Etched confirmed a funding round valuing the company at $5 billion, alongside $1 billion in committed customer orders for its transformer-specific silicon, per TechCrunch. The Etched chip is designed exclusively for transformer architectures, stripping out the general-purpose logic that GPUs carry. The company claims that focus produces 10x the throughput of an NVIDIA H100 on transformer inference workloads. Customer names were not disclosed. The bet here is that transformer architectures stay dominant long enough to justify purpose-built silicon. If any of the five major cloud providers announces Etched in its inference fleet, that signals the architecture lock-in is real.

EU Council formally adopts AI Act simplification package; Article 50 transparency enforcement holds at August 2

The EU Council adopted the AI Act simplification package on June 29, per the Council's press release. The adoption defers the high-risk AI system Annex III deadline to December 2, 2027. Article 50 transparency obligations and GPAI model penalties stay on the existing timeline: August 2, 2026. Article 50 requires chatbot identification, AI-generated content disclosure, and deepfake labeling from operators selling into the EU. Any chatbot, AI content generator, or general-purpose model deployed for EU users is in scope as of that date. The enforcement posture of individual national data protection authorities will shape what the first compliance cycle looks like in practice.

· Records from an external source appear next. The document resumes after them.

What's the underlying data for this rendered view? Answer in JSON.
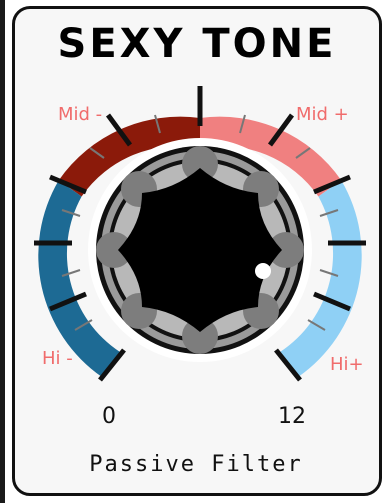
{
  "title": "SEXY TONE",
  "labels": {
    "mid_minus": "Mid -",
    "mid_plus": "Mid +",
    "hi_minus": "Hi -",
    "hi_plus": "Hi+"
  },
  "scale": {
    "min": "0",
    "max": "12"
  },
  "subtitle": "Passive Filter",
  "knob": {
    "indicator_icon": "dot-indicator-icon"
  },
  "colors": {
    "mid_minus_arc": "#8b1a0a",
    "mid_plus_arc": "#f08080",
    "hi_minus_arc": "#1d6a94",
    "hi_plus_arc": "#8fd0f5",
    "label_red": "#f06c6c"
  }
}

X launches a hosted MCP server giving Claude, Cursor, and Grok Build direct access to platform data without per-user API keys

X launched a hosted Model Context Protocol server on June 30 making platform data, posts, user timelines, and search available as a native MCP source, per the X developer documentation. Compatible clients at launch include Claude.ai, Cursor, Grok Build, and any MCP-compliant agent framework. Connection requires a single OAuth app authorization in the MCP client; no manual API key management is needed. X charges existing v2 tier API rates. The practical use case is agents that need to pull public X data as part of a workflow without each user managing their own credentials. Watch whether GitHub, Linear, and Notion follow with similar hosted MCP servers, which would make this a standard enterprise integration pattern rather than an X-specific move.

Microsoft raises Copilot for Microsoft 365 standalone price to $21 per user per month effective July 1

Microsoft's M365 pricing update takes effect today, raising the Copilot for Microsoft 365 standalone add-on from $18 to $21 per user per month, per Microsoft's licensing update. Microsoft 365 Business Standard with Copilot becomes a permanent bundled SKU at $23.50 per user per month, and Business Premium with Copilot moves to $32. Annual-only licensing remains the only option for Copilot. The timing follows the first metered-billing month that closed June 30. Enterprises renewing or expanding Copilot seats today pay the new rate; those mid-contract are locked at prior terms until renewal.

Amazon commits $1 billion to a forward-deployed engineering organization that embeds AI agents inside enterprise customers on Bedrock

AWS launched a forward-deployed engineering organization on June 30 with $1 billion in committed investment, per TechCrunch. The program embeds AWS engineers inside enterprise customers to design and deploy purpose-built AI agents on Bedrock and Trainium. OpenAI and Anthropic both launched similar programs in the first half of 2026. AWS did not name specific customers at launch. The competitive read: all three major lab infrastructure providers now offer an embedded engineering services layer on top of their API products, raising the effective cost of switching and the complexity of a pure API-to-API comparison.